Azure High Performance Computing (HPC) Blog

5 MIN READ

Running DeepSeek-R1 on a single NDv5 MI300X VM

jesselopez

Microsoft

Feb 01, 2025

Contributors: Davide Vanzo, Yuval Mazor, Jesse Lopez

DeepSeek-R1 is an open-weights reasoning model built on DeepSeek-V3, designed for conversational AI, coding, and complex problem-solving. It has gained significant attention beyond the AI/ML community due to its strong reasoning capabilities, often competing with OpenAI’s models. One of its key advantages is that it can be run locally, giving users full control over their data.

The NDv5 MI300X VM features 8x AMD Instinct MI300X GPUs, each equipped with 192GB of HBM3 and interconnected via Infinity Fabric 3.0. With up to 5.2 TB/s of memory bandwidth per GPU, the MI300X provides the necessary capacity and speed to process large models efficiently - enabling users to run DeepSeek-R1 at full precision on a single VM.

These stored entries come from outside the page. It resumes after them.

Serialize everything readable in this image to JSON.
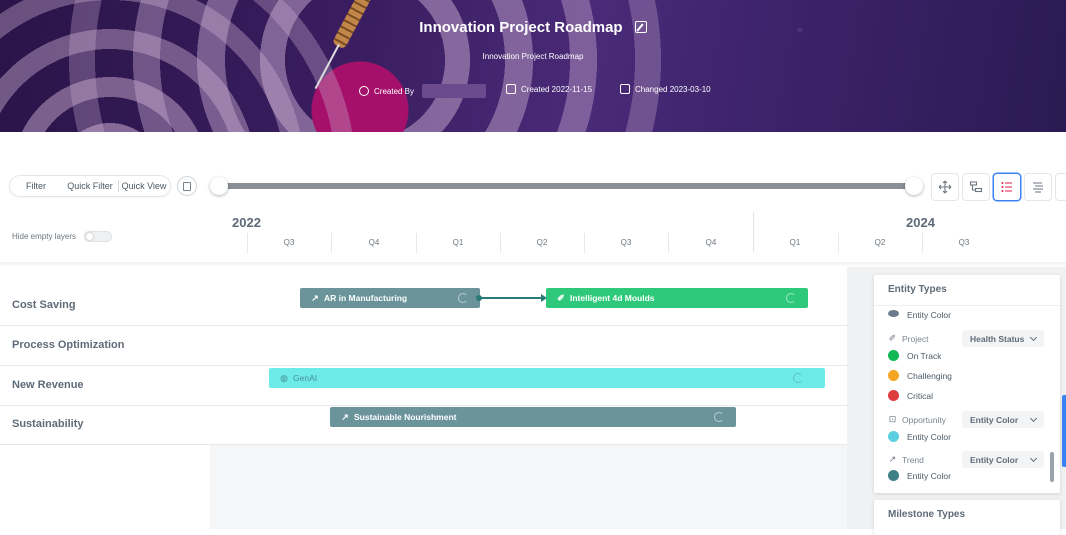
{
  "header": {
    "title": "Innovation Project Roadmap",
    "subtitle": "Innovation Project Roadmap",
    "created_by_label": "Created By",
    "created_label": "Created 2022-11-15",
    "changed_label": "Changed 2023-03-10"
  },
  "toolbar": {
    "filter": "Filter",
    "quick_filter": "Quick Filter",
    "quick_view": "Quick View"
  },
  "timeline": {
    "hide_empty_label": "Hide empty layers",
    "years": [
      "2022",
      "2024"
    ],
    "quarters": [
      "Q3",
      "Q4",
      "Q1",
      "Q2",
      "Q3",
      "Q4",
      "Q1",
      "Q2",
      "Q3"
    ]
  },
  "rows": [
    "Cost Saving",
    "Process Optimization",
    "New Revenue",
    "Sustainability"
  ],
  "bars": {
    "ar": "AR in Manufacturing",
    "moulds": "Intelligent 4d Moulds",
    "genai": "GenAI",
    "sustainable": "Sustainable Nourishment"
  },
  "legend": {
    "title": "Entity Types",
    "entity_color_cut": "Entity Color",
    "project_label": "Project",
    "project_select": "Health Status",
    "on_track": "On Track",
    "challenging": "Challenging",
    "critical": "Critical",
    "opportunity_label": "Opportunity",
    "opportunity_select": "Entity Color",
    "opportunity_color": "Entity Color",
    "trend_label": "Trend",
    "trend_select": "Entity Color",
    "trend_color": "Entity Color",
    "milestone_title": "Milestone Types"
  },
  "colors": {
    "trend_bar": "#6a939a",
    "project_bar": "#2ec97a",
    "opportunity_bar": "#6cebe8",
    "on_track": "#10b955",
    "challenging": "#f5a623",
    "critical": "#dc3c3c",
    "opportunity": "#5ad0e0",
    "trend": "#3f7f86"
  }
}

In this blog post, we’ll walk you through the steps to provision an NDv5 MI300X instance on Azure and run DeepSeek-R1 for inference using the SGLang inference framework.

Launching an NDv5 MI300X VM

Prerequisites

Check that your subscription has sufficient vCPU quota for the VM family “StandardNDI Sv 5MI300X” (see Quota documentation).
If needed, contact your Microsoft account representative to request quota increase.
A Bash terminal with Azure CLI installed and logged into the appropriate tenant. Alternatively, Azure Cloud Shell can also be employed.

Provision the VM

1. Using Azure CLI, create an Ubuntu-22.04 VM on ND_MI300x_v5:

az group create --location <REGION> -n <RESOURCE_GROUP_NAME> 
az vm create --name mi300x --resource-group <RESOURCE_GROUP_NAME> --location <REGION> --image microsoft-dsvm:ubuntu-hpc:2204-rocm:22.04.2025030701 --size Standard_ND96isr_MI300X_v5 --security-type Standard --os-disk-size-gb 256 --os-disk-delete-option Delete --admin-username azureadmin --ssh-key-values <PUBLIC_SSH_PATH>

Optionally, the deployment can utilize the cloud-init.yaml file specified as --custom-data <CLOUD_INIT_FILE_PATH> to automate the additional preparation described below:

az vm create --name mi300x --resource-group <RESOURCE_GROUP_NAME> --location <REGION> --image microsoft-dsvm:ubuntu-hpc:2204-rocm:22.04.2025030701 --size Standard_ND96isr_MI300X_v5 --security-type Standard --os-disk-size-gb 256 --os-disk-delete-option Delete --admin-username azureadmin --ssh-key-values <PUBLIC_SSH_PATH> --custom-data <CLOUD_INIT_FILE_PATH>

Note: The GPU drivers may take a couple of mintues to completely load after the VM has been initially created.

Additional preparation

Beyond provisioning the VM, there are additional steps to prepare the environment to optimally run DeepSeed, or other AI workloads including setting-up the 8 NVMe disks on the node in a RAID-0 configuration to act as the cache location for Docker and Hugging Face.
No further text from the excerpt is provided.